Aux BVI, nous avions réalisé que nous avions de problèmes de radio longue portée, radio qui nous sert à communiquer et à réceptionner la météo lors des traversées. Nous avons changé l’antenne avant la traversée du canal et les tests à San Blas étaient bons. Une fois dans le Pacifique, nous devions constater qu’il n’en était rien.
Bob de NIRVANA, un américain radioamateur
est passé faire quelques mesures. Il n’a pas mis long pour voir que notre
réception est bonne, mais que nous transmettions uniquement sur certaines
fréquences, qui sont de courte distance, donc aucune utilité lors de grandes
traversées. A présent, nous savions ce qui était à réparer, il ne nous restait
plus qu’à trouver où.
Nous quittions la marina avec SERENITY pour
une petite île à mi-chemin, avant de nous séparer. Eux partaient aux îles Las
Perlas et nous retournions à Panama City.
Stéphane est parti avec Timeo faire le tour des adresses trouvées avec notre radio, tuner etc… dans son sac à dos. Alors que je partais avec les filles, un gros sac de cartes maritimes à photocopier en bandoulière, faire du shopping.
Les hommes ont couru plusieurs adresses en
bus puis en taxi avant d’appeler un type à Colòn. En lisant la liste, mon
instinct me disait que ce serait le bon et effectivement, c’est le seul qui a
su de quoi Stéphane parlait. Comme il fermait à 14h, ils ont dû s’y rendre en
Taxi, 1h30 de route ! Ils sont arrivés juste à temps. Ce Joaquim savait
non seulement quel serait le problème, mais avait une similaire en stock où il
pouvait se servir en pièces détachées ! On lui a laissé la radio en
réparation le temps que nous faisons le tour des îles Las Perlas.
Quant aux filles, arrivées à la gare de
bus, nous avons acheté une nouvelle carte de bus pour être indépendantes. Nous
nous sommes rendu à un copy shop, qui selon mon appel, faisait des grandes
copies en couleur. Malheureusement, la copieuse couleur n’avait pas la bonne
taille, pourtant j’avais dit A0, au moins 50-70cm (les cartes font même plus).
Nous avons fini par copier le tout en noir-blanc, on coloriera ce qu’il faut
aux crayons.
Le bus de retour tardait, on en voyait
passer plein dans l’autre sens. Tout à coup un bus d’écolier américain tout
coloré s’arrête. Il y en a plein par ici, ils font certaines plus ou moins
longues distances.
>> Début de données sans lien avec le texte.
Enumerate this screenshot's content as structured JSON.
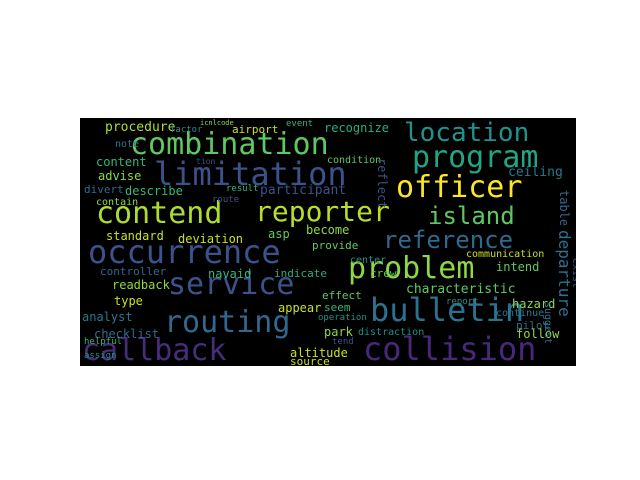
{
  "word_cloud": {
    "background": "#000000",
    "words": [
      {
        "text": "combination",
        "color": "#5ec962"
      },
      {
        "text": "limitation",
        "color": "#3b528b"
      },
      {
        "text": "location",
        "color": "#21918c"
      },
      {
        "text": "program",
        "color": "#21a585"
      },
      {
        "text": "officer",
        "color": "#fde725"
      },
      {
        "text": "contend",
        "color": "#addc30"
      },
      {
        "text": "reporter",
        "color": "#bade28"
      },
      {
        "text": "island",
        "color": "#5ec962"
      },
      {
        "text": "occurrence",
        "color": "#3b528b"
      },
      {
        "text": "reference",
        "color": "#31688e"
      },
      {
        "text": "problem",
        "color": "#8fd744"
      },
      {
        "text": "service",
        "color": "#3b528b"
      },
      {
        "text": "bulletin",
        "color": "#2c728e"
      },
      {
        "text": "routing",
        "color": "#31688e"
      },
      {
        "text": "callback",
        "color": "#472d7b"
      },
      {
        "text": "collision",
        "color": "#482878"
      },
      {
        "text": "procedure",
        "color": "#addc30"
      },
      {
        "text": "airport",
        "color": "#c8e020"
      },
      {
        "text": "recognize",
        "color": "#28ae80"
      },
      {
        "text": "condition",
        "color": "#5ec962"
      },
      {
        "text": "ceiling",
        "color": "#2a788e"
      },
      {
        "text": "describe",
        "color": "#35b779"
      },
      {
        "text": "participant",
        "color": "#3b528b"
      },
      {
        "text": "advise",
        "color": "#8fd744"
      },
      {
        "text": "divert",
        "color": "#31688e"
      },
      {
        "text": "contain",
        "color": "#8fd744"
      },
      {
        "text": "content",
        "color": "#35b779"
      },
      {
        "text": "note",
        "color": "#2c728e"
      },
      {
        "text": "standard",
        "color": "#c8e020"
      },
      {
        "text": "deviation",
        "color": "#c8e020"
      },
      {
        "text": "asp",
        "color": "#5ec962"
      },
      {
        "text": "become",
        "color": "#8fd744"
      },
      {
        "text": "provide",
        "color": "#5ec962"
      },
      {
        "text": "controller",
        "color": "#31688e"
      },
      {
        "text": "navaid",
        "color": "#35b779"
      },
      {
        "text": "indicate",
        "color": "#28ae80"
      },
      {
        "text": "center",
        "color": "#21918c"
      },
      {
        "text": "crew",
        "color": "#5ec962"
      },
      {
        "text": "intend",
        "color": "#5ec962"
      },
      {
        "text": "communication",
        "color": "#c8e020"
      },
      {
        "text": "readback",
        "color": "#8fd744"
      },
      {
        "text": "characteristic",
        "color": "#5ec962"
      },
      {
        "text": "type",
        "color": "#c8e020"
      },
      {
        "text": "analyst",
        "color": "#2a788e"
      },
      {
        "text": "effect",
        "color": "#5ec962"
      },
      {
        "text": "appear",
        "color": "#c8e020"
      },
      {
        "text": "seem",
        "color": "#35b779"
      },
      {
        "text": "hazard",
        "color": "#8fd744"
      },
      {
        "text": "continue",
        "color": "#2a788e"
      },
      {
        "text": "report",
        "color": "#21918c"
      },
      {
        "text": "pilot",
        "color": "#31688e"
      },
      {
        "text": "checklist",
        "color": "#31688e"
      },
      {
        "text": "park",
        "color": "#8fd744"
      },
      {
        "text": "distraction",
        "color": "#21918c"
      },
      {
        "text": "follow",
        "color": "#8fd744"
      },
      {
        "text": "tend",
        "color": "#3b528b"
      },
      {
        "text": "altitude",
        "color": "#c8e020"
      },
      {
        "text": "source",
        "color": "#c8e020"
      },
      {
        "text": "helpful",
        "color": "#35b779"
      },
      {
        "text": "assign",
        "color": "#21918c"
      },
      {
        "text": "factor",
        "color": "#21918c"
      },
      {
        "text": "event",
        "color": "#35b779"
      },
      {
        "text": "result",
        "color": "#35b779"
      },
      {
        "text": "route",
        "color": "#3b528b"
      },
      {
        "text": "suggest",
        "color": "#2c728e"
      },
      {
        "text": "departure",
        "color": "#2c728e"
      },
      {
        "text": "table",
        "color": "#31688e"
      },
      {
        "text": "reflect",
        "color": "#3b528b"
      },
      {
        "text": "exist",
        "color": "#3b528b"
      },
      {
        "text": "operation",
        "color": "#21918c"
      },
      {
        "text": "icnlcode",
        "color": "#8fd744"
      },
      {
        "text": "tion",
        "color": "#3b528b"
      }
    ]
  }
}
Sachant que la plupart finissaient à la gare de bus, je
demande puis on monte. Quelle aventure ! Bien sûr, les filles se rendent
tout au fond, déjà que ça secoue dans tous les sens, c’est pire là-bas. Elina
n’en menait pas large, elle avait peur. Moi je riais, on se faisait secouer comme
sur un manège. Les bancs étaient pleins de trous, ils étaient vissés sur le
sol, qui lui bougeait tant le véhicule est vieux. Aucune idée du temps que va
encore tenir ce bus. Les filles étaient heureuses d’en ressortir.
C’est avec mon gros fardeau de cartes
maritimes que nous sommes partis en ville. Il me fallait retourner dans le
magasin de tissus et nous avons fait un tour dans un magasin où Elina avait
trouvé des livres en anglais, qu’elle a déjà dévoré.
Petite anecdote de ces livres : Elina
arrive en courant « maman, j’ai trouvé 4 livres que j’ai toujours voulu
lire ! » je lui réponds « mais c’est en espagnol
ici ! », sur quoi elle répond « non ! c’est en
anglais ! », comme si c’était sa langue maternelle ! Je sais
qu’elle se débrouille bien en anglais, qu’elle a déjà lu quelques livres, mais
là, j’étais scotchée.
Bref, nous avons ensuite profité de
l’absence des hommes pour parcourir le mall d’Albrook. Avec ses 700-800
magasins, il était en 2015 le 14ème plus grand mall au monde et le
plus grand des Amériques. Nous y avions déjà passé quelques heures avec
SERENITY, où j’avais profité de me faire couper les cheveux ! Cette-fois,
j’avais une liste d’achats et nous avons tout trouvé dans 2 magasins, dont un
supermarché. Nous avons profité d’en faire le tour en petit train et nous
sommes installés dans l’un des food court où nous y avons retrouvé les hommes.